Devlore

It’s the same old story…

Once again the top story on Hacker News was something I’ve read many times before – The 500-mile email – and I won’t lie, I read it again. There are a number of such stories, most developers who’ve been in the industry for some time undoubtedly know quite a few of them. Often about a hard-to-find bug or a laughably incompetent colleague or user, one thing that unites them all is that you can guarantee you’ll see them again; maybe not for a month, maybe not for a year, maybe in a slightly different retelling, but they’ll be back.

The first sentence of the Wikipedia article on lore says:

Folklore (or lore) consists of legends, music, oral history, proverbs, jokes, popular beliefs, fairy tales, stories, tall tales, and customs included in the traditions of a culture, subculture, or group.

Every item on that list applies to the developer community, from the myth of the 10x developer to musicforprogramming; from Falsehoods Programmers Believe About Names to Exploits of a Mom; we even have our own idiolect: Heisenbug, YAGNI, kludge; our own revered heroes: Donald Knuth, Marting Fowler, Kent Beck; our archetypal villains: business analysts, users, PHP.

There’s no real conclusion to be had here, I simply found it interesting to realise that we’re not just a group of people sharing a career, we’re an entire (sub)culture.
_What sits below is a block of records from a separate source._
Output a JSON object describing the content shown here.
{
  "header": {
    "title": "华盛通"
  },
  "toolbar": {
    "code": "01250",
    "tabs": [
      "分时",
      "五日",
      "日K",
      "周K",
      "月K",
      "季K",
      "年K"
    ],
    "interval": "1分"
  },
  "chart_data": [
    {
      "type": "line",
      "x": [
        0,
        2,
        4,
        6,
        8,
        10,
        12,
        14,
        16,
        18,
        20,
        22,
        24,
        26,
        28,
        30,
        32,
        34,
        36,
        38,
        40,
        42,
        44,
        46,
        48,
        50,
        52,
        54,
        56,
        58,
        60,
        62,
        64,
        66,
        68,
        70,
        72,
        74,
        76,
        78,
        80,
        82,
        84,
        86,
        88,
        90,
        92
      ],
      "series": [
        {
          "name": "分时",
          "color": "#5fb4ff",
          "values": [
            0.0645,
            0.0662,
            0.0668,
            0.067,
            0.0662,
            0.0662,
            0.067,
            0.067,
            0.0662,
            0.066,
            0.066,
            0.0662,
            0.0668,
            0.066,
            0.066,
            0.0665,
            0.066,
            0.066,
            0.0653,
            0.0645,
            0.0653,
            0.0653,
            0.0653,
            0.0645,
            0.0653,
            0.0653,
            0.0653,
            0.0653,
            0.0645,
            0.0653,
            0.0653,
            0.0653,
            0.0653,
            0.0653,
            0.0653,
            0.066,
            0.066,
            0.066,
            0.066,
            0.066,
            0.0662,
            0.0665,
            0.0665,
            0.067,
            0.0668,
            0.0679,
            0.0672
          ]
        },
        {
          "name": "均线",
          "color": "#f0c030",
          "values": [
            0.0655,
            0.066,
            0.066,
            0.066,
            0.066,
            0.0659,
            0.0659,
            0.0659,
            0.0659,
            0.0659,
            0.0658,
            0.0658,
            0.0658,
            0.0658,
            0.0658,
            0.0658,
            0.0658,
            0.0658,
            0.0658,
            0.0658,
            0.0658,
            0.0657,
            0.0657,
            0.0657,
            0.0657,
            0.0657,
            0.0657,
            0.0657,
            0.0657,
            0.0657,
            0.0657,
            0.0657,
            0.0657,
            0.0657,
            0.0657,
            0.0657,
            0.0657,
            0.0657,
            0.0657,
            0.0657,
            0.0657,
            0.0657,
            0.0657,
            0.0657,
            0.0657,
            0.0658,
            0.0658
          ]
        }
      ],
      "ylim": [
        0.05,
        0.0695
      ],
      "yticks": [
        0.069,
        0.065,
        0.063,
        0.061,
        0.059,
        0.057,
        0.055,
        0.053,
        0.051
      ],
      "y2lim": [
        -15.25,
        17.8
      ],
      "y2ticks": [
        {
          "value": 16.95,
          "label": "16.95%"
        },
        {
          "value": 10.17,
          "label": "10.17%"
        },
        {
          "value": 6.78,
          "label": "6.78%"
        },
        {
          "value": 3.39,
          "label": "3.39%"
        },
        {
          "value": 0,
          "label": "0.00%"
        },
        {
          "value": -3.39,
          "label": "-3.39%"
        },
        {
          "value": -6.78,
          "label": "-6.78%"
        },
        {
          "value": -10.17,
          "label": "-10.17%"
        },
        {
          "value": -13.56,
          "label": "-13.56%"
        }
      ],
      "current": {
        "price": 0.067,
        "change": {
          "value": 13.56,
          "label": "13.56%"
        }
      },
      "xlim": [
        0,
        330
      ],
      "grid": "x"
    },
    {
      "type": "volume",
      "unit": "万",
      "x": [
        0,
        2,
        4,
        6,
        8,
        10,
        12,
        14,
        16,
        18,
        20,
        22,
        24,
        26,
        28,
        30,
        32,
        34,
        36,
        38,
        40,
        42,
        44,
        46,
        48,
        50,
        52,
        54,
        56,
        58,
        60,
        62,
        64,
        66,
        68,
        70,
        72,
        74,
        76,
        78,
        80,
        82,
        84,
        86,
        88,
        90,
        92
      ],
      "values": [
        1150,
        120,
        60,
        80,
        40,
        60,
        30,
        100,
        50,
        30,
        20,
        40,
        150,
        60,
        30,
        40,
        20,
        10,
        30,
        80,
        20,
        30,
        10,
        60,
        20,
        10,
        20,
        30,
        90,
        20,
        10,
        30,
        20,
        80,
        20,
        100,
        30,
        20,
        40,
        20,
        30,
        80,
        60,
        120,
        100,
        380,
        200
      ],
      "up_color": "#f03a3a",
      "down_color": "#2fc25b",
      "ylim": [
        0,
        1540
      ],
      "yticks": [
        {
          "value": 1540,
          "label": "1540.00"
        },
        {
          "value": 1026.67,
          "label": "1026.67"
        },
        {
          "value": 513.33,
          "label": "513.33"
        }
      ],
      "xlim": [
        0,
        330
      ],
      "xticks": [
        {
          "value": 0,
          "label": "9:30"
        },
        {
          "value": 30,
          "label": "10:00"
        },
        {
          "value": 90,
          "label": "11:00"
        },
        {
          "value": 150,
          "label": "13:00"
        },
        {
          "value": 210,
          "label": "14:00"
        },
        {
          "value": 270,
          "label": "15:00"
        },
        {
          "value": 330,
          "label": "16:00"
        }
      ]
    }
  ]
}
How many other careers have this level of cultural identity? Is there something unique to development and developers that lends itself to this?

The recent StackOverflow Developer Survey suggests that:

Code is life for most devs, and for many coding is a lifetime pursuit.

Is coding more of a lifestyle than a career? Does our population being generally more introverted lead us to embrace shared experience more strongly? Or is it simply that our skills with – and constant use of – technology allow us to share more easily with each other?